Fase Kedua, Hukuman baru akan timbul apabila sebagaimana
dimaksud dalam fase pertama tidak berhasil dilaksanakan yakni jika terpidana
sebelum habis masa waktu percobaan, ternyata telah berbuat suatu peristiwa
pidana atau melanggar perjanjian yang diadakan oleh hakim kepadanya.

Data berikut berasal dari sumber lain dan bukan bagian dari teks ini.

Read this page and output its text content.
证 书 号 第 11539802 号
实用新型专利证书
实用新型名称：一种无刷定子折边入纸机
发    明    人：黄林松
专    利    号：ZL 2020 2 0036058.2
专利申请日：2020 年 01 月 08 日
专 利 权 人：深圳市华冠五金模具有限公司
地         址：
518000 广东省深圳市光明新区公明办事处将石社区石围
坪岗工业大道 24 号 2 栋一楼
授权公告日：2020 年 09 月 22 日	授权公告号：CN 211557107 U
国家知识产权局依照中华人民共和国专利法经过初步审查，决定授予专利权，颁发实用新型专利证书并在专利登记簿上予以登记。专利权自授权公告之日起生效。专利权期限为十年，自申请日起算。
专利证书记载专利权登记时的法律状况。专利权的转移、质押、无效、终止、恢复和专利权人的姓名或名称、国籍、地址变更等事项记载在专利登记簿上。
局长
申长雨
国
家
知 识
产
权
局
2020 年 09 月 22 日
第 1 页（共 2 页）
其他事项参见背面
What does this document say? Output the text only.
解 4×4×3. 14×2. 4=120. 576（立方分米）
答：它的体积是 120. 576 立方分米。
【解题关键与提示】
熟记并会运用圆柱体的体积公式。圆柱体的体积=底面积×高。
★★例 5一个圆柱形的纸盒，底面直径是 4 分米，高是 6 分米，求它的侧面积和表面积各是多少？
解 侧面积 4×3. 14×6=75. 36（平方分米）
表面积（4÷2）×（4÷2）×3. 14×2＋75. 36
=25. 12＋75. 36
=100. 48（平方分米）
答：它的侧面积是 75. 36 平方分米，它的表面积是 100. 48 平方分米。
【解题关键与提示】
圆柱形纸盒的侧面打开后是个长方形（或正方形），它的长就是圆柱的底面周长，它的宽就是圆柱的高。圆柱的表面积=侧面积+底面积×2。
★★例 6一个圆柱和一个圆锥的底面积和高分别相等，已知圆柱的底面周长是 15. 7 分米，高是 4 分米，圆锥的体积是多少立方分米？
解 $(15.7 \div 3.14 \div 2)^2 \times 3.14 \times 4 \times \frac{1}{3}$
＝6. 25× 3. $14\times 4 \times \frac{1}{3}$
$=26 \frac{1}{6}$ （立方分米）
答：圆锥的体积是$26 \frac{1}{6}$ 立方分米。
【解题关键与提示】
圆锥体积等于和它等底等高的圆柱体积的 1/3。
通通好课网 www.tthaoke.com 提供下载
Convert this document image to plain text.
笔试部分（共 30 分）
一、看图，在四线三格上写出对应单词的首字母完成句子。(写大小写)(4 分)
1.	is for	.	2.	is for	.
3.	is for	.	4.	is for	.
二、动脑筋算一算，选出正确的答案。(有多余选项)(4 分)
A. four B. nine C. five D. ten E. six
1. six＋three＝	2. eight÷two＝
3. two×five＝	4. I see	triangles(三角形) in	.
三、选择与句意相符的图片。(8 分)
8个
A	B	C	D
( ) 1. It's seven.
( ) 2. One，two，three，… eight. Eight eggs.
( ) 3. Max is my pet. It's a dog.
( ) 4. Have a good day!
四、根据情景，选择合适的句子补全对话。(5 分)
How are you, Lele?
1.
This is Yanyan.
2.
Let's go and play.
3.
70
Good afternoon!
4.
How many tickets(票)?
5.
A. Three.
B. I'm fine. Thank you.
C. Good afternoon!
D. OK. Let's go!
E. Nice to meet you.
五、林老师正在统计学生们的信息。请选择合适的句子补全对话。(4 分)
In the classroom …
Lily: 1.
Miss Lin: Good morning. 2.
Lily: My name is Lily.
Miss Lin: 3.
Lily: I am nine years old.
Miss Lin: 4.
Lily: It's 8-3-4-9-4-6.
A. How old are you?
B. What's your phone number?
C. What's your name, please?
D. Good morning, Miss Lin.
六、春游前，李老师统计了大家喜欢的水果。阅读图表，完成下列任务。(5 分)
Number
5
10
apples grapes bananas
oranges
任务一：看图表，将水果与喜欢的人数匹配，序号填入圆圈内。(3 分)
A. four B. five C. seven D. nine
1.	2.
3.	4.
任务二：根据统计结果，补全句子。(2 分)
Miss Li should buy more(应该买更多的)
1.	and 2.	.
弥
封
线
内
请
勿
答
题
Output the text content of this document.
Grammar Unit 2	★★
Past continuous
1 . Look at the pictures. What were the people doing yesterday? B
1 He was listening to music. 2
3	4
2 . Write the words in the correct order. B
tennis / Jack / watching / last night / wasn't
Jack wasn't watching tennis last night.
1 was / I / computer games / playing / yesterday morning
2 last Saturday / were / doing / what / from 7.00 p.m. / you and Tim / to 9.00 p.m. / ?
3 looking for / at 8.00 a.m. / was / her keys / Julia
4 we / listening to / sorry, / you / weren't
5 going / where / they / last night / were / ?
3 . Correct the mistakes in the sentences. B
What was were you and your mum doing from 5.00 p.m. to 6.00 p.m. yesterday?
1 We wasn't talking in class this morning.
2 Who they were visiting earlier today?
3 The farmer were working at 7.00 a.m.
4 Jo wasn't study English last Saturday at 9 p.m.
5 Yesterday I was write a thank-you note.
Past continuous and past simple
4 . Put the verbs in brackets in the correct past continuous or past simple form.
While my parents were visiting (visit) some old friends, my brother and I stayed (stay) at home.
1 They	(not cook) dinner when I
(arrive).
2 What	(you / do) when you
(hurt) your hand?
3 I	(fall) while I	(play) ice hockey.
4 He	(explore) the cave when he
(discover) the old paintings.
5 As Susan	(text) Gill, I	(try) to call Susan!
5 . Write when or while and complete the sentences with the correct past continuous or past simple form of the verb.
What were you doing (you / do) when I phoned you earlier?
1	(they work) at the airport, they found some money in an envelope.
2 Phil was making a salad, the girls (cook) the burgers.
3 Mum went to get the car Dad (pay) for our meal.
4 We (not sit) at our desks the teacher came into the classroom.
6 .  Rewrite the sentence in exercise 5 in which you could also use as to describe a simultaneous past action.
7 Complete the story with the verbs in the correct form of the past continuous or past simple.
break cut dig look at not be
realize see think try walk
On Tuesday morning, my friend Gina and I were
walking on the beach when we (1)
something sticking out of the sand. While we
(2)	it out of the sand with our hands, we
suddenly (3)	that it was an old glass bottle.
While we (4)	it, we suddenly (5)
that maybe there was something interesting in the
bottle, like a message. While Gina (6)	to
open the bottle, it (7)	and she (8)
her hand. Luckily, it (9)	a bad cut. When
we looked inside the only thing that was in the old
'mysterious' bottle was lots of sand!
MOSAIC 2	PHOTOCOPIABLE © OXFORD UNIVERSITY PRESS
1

Dengan kata lain, harus menjalani
hukuman yang telah dijatuhkan kepadanya.
Menurut R. Atang Ranoemihardja (1984 : 145),
bahwa ketentuan mengenai hukum bersyarat atau hukuman dengan perjanjian ini
baru lahir pada tahun 1927 dan diatur dalam Pasal 14 huruf a KUHP, yang disebutkan
berikut ini:
1) Apabila
hakim menjatuhkan pidana penjara paling lama satu tahun atau pidana kurungan,
tidak termasuk pidana kurungan pengganti maka dalam putusannya hakim dapat
memerintahkan pula bahwa pidana tidak usah dijalani, kecuali di kemudian hari
ada putusan hakim yang menentukan lain, disebabkan karena terpidana melakukan
suatu delik sebelum masa percobaan yang ditentukan dalam perintah tersebut di
atas habis, atau karena terpidana selama masa percobaan tidak memenuhi syarat
khusus yang mungkin ditentukan dalam perintah itu;
2) Hakim
juga mempunyai kewenangan seperti di atas, kecuali dalam perkara-perkara
mengenai penghasilan dan persewaan negara apabila menjatuhkan pidana denda,
tetapi harus ternyata kepadanya bahwa pidana denda atau perampasan yang mungkin
diperintahkan pula akan sangat memberatkan terpidana. Dalam menerapkan ayat
ini, kejahatan dan pelanggaran candu hanya dianggap sebagai perkara mengenai
penghasilan negara, jika terhadap kejahatan dan pelanggaran itu ditentukan
bahwa dalam hal dijatuhi pidana denda, tidak diterapkan ketentuan Pasal 30 ayat
(2);
3) Jika
hakim tidak menentukan lain, maka perintah mengenai pidana pokok juga mengenai
pidana tambahan;
4) Perintah
tidak diberikan, kecuali hakim setelah menyelidiki dengan cermat berkeyakinan
bahwa dapat diadakan pengawasan yang cukup untuk dipenuhinya syarat umum, bahwa
terpidana tidak akan melakukan delik, dan syarat–syarat khusus jika sekiranya
ditetapkan;
5) Perintah
tersebut ayat (1) harus disertai hal-hal atau keadaan-keadaan yang menjadi
alasan perintah itu.
Sejak tahun
1927 berdasarkan L.N. 1926 Nomor 251 jo. 486, lahirnya ketentuan sebagaimana
biasa disebut peraturan tentang “Hukuman Dengan Perjanjian” atau “Hukuman
Bersyarat”.
Menurut Prof. R. Sugandhi
(1980 : 19), bahwa pada pokoknya hukuman itu dijatuhkan, tetapi si terhukum
tidak usah menjalani hukuman tersebut. Menurutnya, maksud daripada vonis
hukuman percobaan tersebut adalah untuk memberi kesempatan kepada terhukum supaya
dalam masa percobaan itu, ia dapat memperbaiki diri dan tidak melakukan tindak
pidana atau melanggar perjanjian yang telah diadakan, hukuman yang telah dijatuhkan
kepadanya itu tidak usah dijalankan untuk selama-selamanya.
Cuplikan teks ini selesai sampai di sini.